I will wait to hear if that makes a 'pragmatic' difference rather than a technical one. These companies now have ample of 'technical' ammunition to lure customers & sell products. 
IMO only Apple takes this thing seriously & you will notice not just technical but a realistic difference in what you're using. 


Spoiler



Yeah. Screw me now with iSheep slangs .





rosemolr said:


> Just one question: How can you guys sacrifice true multitasking and buy a windows phone? I mean this is the only thing which always pull me down whenever i think about a windows phone...Forget about App Ecosystem but Multitasking?



Before your comment , I didn't even knew about that . ThumbsDown for WP .


----------



## ZTR (Aug 20, 2013)

rosemolr said:


> Just one question: How can you guys sacrifice true multitasking and buy a windows phone? I mean this is the only thing which always pull me down whenever i think about a windows phone...Forget about App Ecosystem but Multitasking?
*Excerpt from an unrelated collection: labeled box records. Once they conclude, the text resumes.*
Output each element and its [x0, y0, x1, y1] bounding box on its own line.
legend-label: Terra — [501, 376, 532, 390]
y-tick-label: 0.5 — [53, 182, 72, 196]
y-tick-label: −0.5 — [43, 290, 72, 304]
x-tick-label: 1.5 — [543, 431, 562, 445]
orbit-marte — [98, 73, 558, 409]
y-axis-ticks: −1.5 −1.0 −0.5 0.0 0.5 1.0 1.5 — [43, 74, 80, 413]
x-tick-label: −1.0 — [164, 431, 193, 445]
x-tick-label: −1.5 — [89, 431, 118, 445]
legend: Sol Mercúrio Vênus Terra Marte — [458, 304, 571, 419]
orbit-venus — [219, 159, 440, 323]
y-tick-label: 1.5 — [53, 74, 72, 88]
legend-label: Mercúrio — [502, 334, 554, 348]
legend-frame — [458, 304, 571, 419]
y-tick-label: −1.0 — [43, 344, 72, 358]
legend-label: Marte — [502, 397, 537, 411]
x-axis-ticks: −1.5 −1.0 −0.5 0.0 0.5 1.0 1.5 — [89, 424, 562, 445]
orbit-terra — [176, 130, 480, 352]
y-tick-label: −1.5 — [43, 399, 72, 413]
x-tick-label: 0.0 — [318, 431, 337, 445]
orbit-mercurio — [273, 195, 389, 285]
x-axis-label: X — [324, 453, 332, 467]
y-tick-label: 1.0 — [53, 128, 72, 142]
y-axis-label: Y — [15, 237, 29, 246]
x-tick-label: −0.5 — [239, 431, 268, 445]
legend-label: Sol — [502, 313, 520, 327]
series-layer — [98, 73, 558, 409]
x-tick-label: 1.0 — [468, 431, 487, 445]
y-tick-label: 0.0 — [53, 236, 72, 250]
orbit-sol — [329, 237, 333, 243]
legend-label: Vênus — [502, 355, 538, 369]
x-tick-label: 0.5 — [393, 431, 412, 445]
It has iOS type multitasking so not really a deal breaker.


----------



## Flash (Aug 21, 2013)

It (Multitasking) kind of exists in WPs, but not refined..


----------



## rosemolr (Aug 21, 2013)

Yeah,Still...The only two cons i see in windows phone is Poor App ecosystem and lack of true multitasking...The Fluidic interface is definitely superb! Andorid sucks in flawless operations in the phone...though they did some magic with "Project Butter" nothing much changed!


----------



## Flash (Aug 21, 2013)

rosemolr said:


> Yeah,Still...The only two cons i see in windows phone is Poor App ecosystem and lack of true multitasking...The Fluidic interface is definitely superb! Andorid sucks in flawless operations in the phone...though they did some magic with "Project Butter" nothing much changed!


Actually quality matters, not the quantity. Though Android has Million of apps, how many of us are really trying all apps for a service that we need?
Say for example, there may be 50 of 3-party apps can be available for facebook, but many of us will use only the official app provided by facebook or some trustable 3rd party apps of 1 or 2.

In that perspective, there are >45 futile apps in Android ecosystem..


----------



## bala_cpu (Aug 24, 2013)

Gearbox said:


> Actually quality matters, not the quantity. Though Android has Million of apps, how many of us are really trying all apps for a service that we need?
> Say for example, there may be 50 of 3-party apps can be available for facebook, but many of us will use only the official app provided by facebook or some trustable 3rd party apps of 1 or 2.
> 
> In that perspective, there are >45 futile apps in Android ecosystem..



Though Facebook doesn't have any fully functioning third party app, multiple choices is always better. Windows phone is not matured enough to compete with android. Once windows phone reaches the level of features that Android has I'm sure windows phone will also require beefy hardware


----------



## rijinpk1 (Aug 24, 2013)

^^ i dont think so.


----------